Skyscrapers Hide the Heavens: A History of Indian-White Relations in Canada is the newly revised third edition by J. R. Miller. A professor of history at the University of Saskatchewan, Miller has made substantial additions to his comprehensive 1989 text. Miller views Indian-White relations within a four-stage framework. His original thesis remains unchanged but his revisions acknowledges the changes from Oka in 1990, the sovereignty issue, and the results of several recent court decisions such as Delgamuukw.
One Dead Indian: The Premier, The Police, and The Ipperwash Crisis examines the tragic death of Dudley George on September 6th 1995 at the hands of a heavily armed OPP officer. Toronto Star investigative reporter Peter Edwards details the events that led to the tragedy at Ipperwash located along Lake Huron in southwestern Ontario. The book reveals what led up to the shooting of Dudley George, the role of the Ontario government premier Mike Harris, and the actions of the Ontario Provincial Police.
Sacred Feathers: The Reverend Peter Jones (Kahkewaquonaby) and the Mississauga Indians, second edition, is the first comprehensive biography of Peter Jones, the son of a Welsh surveyor and a Mississauga woman. Born in 1802, Peter Jones lived a distinguished life literally between two worlds. He lived the traditional Ojibwa lifestyle with his mother's family in southern Ontario. Later he lived with his father learning English and a trade. Following his conversion, Peter became a Methodist minister.
Applied Anthropology in Canada: Understanding Aboriginal Issues is an impassioned call for a revitalized anthropology by University of Guelph professor of Sociology and Anthropology, Edward Hedican. In this second edition, Hedican includes commentary about the Royal Commission, Bill-C31, and most importantly the Ipperwash Inquiry of 2007. Hedican argues that anthropology must be more directly attuned to the practical problems faced by First Nations in Canada and anthropologists must be involved in land claims and public policy issues.

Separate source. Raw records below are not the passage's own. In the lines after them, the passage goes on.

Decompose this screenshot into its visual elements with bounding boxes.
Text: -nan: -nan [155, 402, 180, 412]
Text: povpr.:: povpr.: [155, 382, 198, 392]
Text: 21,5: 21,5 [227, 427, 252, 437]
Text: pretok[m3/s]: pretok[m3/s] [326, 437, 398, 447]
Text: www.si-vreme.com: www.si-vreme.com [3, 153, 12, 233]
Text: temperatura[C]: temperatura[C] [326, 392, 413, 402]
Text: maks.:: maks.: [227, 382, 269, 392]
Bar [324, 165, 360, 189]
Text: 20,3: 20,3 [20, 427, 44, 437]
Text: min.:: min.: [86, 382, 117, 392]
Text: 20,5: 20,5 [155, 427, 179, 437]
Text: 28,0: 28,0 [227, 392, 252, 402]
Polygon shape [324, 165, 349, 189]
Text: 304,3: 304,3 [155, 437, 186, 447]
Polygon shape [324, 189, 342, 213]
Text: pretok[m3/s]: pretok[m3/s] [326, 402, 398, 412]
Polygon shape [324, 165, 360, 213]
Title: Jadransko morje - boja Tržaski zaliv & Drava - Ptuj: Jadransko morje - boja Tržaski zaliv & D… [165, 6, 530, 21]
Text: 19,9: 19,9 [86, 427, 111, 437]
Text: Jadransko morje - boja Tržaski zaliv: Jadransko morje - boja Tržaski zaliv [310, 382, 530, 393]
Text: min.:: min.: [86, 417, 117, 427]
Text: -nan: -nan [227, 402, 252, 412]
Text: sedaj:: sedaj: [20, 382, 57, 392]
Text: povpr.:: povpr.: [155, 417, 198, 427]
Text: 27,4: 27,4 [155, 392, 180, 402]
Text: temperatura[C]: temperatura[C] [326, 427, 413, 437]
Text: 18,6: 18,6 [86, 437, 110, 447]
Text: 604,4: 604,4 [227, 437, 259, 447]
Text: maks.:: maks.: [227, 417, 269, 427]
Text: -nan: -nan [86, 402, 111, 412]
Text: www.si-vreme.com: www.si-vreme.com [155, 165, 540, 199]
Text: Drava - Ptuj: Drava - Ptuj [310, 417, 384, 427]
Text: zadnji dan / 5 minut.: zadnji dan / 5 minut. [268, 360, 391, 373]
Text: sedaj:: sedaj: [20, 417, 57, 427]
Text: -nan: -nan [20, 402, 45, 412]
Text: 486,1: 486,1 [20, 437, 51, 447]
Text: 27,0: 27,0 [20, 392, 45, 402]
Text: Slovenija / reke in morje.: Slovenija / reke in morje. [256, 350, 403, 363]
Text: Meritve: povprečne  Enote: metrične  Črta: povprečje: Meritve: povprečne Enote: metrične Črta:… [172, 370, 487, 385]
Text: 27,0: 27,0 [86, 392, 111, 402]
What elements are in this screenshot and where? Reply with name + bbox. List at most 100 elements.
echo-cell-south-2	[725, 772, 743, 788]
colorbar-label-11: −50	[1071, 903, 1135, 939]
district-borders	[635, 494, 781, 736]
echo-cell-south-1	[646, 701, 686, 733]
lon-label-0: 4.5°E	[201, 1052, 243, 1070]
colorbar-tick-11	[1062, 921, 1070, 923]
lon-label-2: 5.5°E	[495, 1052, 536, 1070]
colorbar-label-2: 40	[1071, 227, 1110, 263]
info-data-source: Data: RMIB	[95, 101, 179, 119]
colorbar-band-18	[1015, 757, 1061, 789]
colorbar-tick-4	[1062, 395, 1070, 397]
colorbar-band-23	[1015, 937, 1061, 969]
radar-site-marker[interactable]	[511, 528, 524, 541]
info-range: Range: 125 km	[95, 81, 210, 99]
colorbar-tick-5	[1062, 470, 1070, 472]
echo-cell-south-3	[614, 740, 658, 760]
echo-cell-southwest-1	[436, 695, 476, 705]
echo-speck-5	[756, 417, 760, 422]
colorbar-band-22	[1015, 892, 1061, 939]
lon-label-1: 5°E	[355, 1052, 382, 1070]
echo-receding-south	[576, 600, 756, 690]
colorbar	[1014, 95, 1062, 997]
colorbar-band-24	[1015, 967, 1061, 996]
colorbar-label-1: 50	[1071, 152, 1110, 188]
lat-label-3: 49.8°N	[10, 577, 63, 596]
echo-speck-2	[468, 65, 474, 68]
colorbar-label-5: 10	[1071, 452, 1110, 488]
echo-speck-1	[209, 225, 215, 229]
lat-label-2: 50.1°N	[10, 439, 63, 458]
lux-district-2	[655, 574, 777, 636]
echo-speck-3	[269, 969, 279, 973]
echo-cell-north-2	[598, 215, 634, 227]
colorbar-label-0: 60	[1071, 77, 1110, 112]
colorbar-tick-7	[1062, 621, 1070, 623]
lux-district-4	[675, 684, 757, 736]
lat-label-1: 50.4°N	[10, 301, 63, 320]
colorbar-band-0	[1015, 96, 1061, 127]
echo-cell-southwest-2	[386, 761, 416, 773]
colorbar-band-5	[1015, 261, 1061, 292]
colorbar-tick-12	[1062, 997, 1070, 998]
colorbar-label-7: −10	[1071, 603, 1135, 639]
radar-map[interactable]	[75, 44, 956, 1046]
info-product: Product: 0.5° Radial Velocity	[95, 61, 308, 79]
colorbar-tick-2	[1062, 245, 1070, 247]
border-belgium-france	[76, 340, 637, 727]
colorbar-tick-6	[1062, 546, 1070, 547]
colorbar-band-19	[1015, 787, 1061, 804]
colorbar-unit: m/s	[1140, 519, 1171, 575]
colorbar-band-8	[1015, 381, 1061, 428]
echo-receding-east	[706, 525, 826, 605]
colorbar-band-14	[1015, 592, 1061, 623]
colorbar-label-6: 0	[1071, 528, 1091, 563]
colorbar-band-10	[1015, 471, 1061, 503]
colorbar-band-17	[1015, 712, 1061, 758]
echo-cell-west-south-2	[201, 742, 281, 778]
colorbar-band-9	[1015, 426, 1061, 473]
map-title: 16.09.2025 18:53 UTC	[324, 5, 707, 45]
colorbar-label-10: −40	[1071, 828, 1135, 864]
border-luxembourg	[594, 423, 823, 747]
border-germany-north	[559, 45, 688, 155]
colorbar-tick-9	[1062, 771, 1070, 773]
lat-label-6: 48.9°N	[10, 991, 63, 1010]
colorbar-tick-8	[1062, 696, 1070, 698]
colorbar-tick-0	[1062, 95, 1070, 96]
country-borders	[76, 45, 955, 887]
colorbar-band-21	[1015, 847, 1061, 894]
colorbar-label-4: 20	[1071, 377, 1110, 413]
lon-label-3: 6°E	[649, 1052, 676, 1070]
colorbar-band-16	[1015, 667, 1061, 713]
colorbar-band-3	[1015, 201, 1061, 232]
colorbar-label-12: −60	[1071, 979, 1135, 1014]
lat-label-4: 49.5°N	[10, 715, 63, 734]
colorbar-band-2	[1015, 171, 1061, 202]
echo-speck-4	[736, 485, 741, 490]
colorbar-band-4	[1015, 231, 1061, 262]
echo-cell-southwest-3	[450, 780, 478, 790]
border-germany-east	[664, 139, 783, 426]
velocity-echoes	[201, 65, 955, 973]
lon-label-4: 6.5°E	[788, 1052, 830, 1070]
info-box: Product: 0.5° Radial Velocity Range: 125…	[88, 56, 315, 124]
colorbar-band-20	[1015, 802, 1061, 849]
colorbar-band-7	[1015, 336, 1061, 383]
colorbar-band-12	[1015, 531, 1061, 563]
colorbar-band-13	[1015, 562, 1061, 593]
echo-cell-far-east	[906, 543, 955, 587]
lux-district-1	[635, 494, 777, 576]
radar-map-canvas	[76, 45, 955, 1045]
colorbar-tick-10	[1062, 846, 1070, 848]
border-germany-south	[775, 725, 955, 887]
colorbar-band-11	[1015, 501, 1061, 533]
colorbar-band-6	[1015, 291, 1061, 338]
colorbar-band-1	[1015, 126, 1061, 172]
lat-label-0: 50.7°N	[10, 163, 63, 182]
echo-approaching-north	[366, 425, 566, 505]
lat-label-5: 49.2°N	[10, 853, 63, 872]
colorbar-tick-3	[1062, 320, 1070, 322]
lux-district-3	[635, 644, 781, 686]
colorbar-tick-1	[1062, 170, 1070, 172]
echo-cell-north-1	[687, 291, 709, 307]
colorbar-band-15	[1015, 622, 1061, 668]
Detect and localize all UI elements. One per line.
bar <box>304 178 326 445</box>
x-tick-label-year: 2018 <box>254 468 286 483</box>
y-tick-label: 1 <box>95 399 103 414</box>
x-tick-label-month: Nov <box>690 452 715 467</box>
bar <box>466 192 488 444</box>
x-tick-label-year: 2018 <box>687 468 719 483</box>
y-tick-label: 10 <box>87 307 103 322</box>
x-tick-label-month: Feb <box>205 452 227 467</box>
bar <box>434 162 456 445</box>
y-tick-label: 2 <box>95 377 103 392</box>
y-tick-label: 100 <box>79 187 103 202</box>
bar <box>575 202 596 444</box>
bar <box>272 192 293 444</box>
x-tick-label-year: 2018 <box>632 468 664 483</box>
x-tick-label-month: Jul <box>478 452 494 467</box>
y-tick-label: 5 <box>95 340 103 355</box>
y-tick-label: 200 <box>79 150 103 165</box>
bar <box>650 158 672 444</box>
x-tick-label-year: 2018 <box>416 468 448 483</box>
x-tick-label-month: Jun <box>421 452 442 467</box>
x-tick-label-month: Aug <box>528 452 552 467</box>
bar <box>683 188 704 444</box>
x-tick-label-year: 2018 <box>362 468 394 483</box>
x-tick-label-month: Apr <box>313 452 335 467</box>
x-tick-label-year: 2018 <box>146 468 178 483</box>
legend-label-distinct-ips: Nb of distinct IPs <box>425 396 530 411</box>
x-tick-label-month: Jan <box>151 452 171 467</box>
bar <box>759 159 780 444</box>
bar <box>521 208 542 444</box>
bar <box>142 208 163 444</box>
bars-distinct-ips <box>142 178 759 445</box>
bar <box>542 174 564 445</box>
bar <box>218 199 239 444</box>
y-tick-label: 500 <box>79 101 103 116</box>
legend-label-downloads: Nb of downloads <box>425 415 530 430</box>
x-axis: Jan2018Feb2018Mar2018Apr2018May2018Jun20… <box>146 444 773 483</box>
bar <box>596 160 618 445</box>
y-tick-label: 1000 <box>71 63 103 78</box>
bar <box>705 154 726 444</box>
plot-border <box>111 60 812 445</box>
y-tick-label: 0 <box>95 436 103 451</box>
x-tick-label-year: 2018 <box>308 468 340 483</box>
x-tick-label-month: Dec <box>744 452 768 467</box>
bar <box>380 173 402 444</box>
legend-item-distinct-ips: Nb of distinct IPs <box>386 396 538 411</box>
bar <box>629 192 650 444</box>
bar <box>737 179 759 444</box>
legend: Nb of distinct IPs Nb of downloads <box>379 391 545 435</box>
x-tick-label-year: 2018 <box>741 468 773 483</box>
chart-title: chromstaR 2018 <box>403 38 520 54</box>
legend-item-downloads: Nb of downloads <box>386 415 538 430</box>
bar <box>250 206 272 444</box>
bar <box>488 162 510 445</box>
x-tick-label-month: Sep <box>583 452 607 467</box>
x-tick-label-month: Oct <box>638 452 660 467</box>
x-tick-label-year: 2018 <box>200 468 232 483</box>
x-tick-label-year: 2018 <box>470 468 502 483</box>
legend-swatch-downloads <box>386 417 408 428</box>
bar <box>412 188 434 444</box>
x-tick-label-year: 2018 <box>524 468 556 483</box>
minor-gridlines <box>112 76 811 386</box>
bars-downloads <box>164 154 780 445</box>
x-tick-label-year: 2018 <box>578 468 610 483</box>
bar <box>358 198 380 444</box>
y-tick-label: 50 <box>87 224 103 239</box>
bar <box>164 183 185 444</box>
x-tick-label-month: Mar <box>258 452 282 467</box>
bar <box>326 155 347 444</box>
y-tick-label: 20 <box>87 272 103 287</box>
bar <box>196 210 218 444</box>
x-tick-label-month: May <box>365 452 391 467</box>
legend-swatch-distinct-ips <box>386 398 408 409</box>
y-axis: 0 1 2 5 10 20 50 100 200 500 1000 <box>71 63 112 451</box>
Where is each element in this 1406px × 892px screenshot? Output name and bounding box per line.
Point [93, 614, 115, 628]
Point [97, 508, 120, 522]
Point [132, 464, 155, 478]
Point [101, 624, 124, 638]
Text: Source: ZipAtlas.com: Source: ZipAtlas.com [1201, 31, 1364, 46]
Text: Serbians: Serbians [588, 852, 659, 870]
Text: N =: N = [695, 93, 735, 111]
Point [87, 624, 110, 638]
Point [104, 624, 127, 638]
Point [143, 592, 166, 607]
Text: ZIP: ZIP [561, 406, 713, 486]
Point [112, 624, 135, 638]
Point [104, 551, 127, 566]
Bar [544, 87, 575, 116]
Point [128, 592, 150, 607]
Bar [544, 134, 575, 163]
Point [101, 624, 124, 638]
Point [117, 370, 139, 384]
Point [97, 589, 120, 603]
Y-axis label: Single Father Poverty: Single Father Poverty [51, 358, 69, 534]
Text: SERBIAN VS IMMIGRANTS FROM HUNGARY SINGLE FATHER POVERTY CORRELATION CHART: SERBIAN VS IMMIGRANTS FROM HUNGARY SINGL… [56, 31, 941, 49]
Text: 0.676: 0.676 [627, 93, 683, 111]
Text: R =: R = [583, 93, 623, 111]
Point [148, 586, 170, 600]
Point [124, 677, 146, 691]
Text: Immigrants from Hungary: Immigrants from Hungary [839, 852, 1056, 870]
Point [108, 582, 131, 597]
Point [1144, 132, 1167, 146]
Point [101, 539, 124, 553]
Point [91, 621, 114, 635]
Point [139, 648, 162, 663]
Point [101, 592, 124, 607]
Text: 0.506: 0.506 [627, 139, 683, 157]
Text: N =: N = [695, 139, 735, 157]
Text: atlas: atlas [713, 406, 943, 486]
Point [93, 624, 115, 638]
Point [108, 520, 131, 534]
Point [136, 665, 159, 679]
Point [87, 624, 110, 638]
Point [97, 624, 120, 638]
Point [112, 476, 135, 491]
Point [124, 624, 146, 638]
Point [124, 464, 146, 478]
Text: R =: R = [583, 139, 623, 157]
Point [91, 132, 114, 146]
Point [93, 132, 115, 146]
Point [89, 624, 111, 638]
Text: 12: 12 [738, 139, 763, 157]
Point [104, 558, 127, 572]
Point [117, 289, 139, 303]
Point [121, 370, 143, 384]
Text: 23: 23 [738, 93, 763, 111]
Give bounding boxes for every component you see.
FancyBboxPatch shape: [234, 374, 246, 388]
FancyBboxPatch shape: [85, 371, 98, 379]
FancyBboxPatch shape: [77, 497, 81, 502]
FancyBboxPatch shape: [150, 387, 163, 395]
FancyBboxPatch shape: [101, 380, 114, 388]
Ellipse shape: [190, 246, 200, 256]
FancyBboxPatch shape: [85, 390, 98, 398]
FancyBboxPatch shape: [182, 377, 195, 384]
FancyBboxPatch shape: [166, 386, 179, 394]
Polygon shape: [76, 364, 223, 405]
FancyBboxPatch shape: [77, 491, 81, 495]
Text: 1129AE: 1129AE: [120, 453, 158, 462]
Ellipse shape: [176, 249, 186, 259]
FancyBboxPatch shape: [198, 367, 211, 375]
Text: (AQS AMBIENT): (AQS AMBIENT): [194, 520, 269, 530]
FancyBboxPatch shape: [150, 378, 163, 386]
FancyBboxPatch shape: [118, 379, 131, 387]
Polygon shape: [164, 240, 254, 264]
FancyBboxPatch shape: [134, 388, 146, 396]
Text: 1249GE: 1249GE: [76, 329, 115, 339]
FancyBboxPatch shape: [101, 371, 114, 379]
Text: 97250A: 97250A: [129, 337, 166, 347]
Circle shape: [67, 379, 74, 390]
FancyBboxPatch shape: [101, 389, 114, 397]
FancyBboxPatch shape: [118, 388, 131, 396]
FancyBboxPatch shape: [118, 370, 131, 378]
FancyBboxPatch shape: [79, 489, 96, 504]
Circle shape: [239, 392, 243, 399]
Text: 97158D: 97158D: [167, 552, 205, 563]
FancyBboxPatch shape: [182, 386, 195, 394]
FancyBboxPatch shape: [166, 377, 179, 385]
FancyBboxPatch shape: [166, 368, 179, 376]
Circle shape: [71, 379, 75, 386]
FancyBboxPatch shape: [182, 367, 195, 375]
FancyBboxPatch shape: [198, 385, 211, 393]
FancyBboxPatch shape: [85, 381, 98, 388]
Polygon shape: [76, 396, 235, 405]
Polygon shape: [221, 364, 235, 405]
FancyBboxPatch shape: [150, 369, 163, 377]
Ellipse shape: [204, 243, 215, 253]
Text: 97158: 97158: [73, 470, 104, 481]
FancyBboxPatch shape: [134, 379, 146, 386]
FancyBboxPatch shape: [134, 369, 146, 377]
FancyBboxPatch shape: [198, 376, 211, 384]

Sweet Promises: A Reader in Indian-White Relations in Canada is a collection of 26 previously published articles concerned with the nature of Indian-White relations in the various regions of Canada from the days of New France to the present. Historians contributed most of these previously published essays.
Rose is the eagerly awaited third installment in Tomson Highway’s “rez” cycle—a large-cast musical set on the Wasaychigan Hill Reserve in 1992, reintroducing many of the characters from the first two plays, The Rez Sisters and Dry Lips Oughta Move to Kapuskasing. The play features, as the title suggests, Roses. One Rose has recently become chief of the reserve, a woman who must fight constantly to keep her position and maintain the integrity of her culture.
The Illustrated History of the Chippewas of Nawash Teacher's Guide accompanies the graphic novel of the same name. The Guide was designed for teachers for use at the grade 7 and 8 levels. The Guide is designed to be learner centered and culturally based, and to assist teachers in using the Illustrated History of the Chippewas of Nawash to enhance their students' knowledge and awareness of this First Nation's culture and history.
Aboriginal Peoples: Building for the Future tells the story of Aboriginal Peoples in Canada in the 20th century. The book is arranged into 37 chapters each covering a specific topic. Topics as diverse as elders, residential schools, life in the cities, the arts, treaties, forced relocations, as well as land claims and self-government are explored. Each chapter contains a wealth of information in the form of primary source quotations, photographs, works of art, graphs and charts, and text.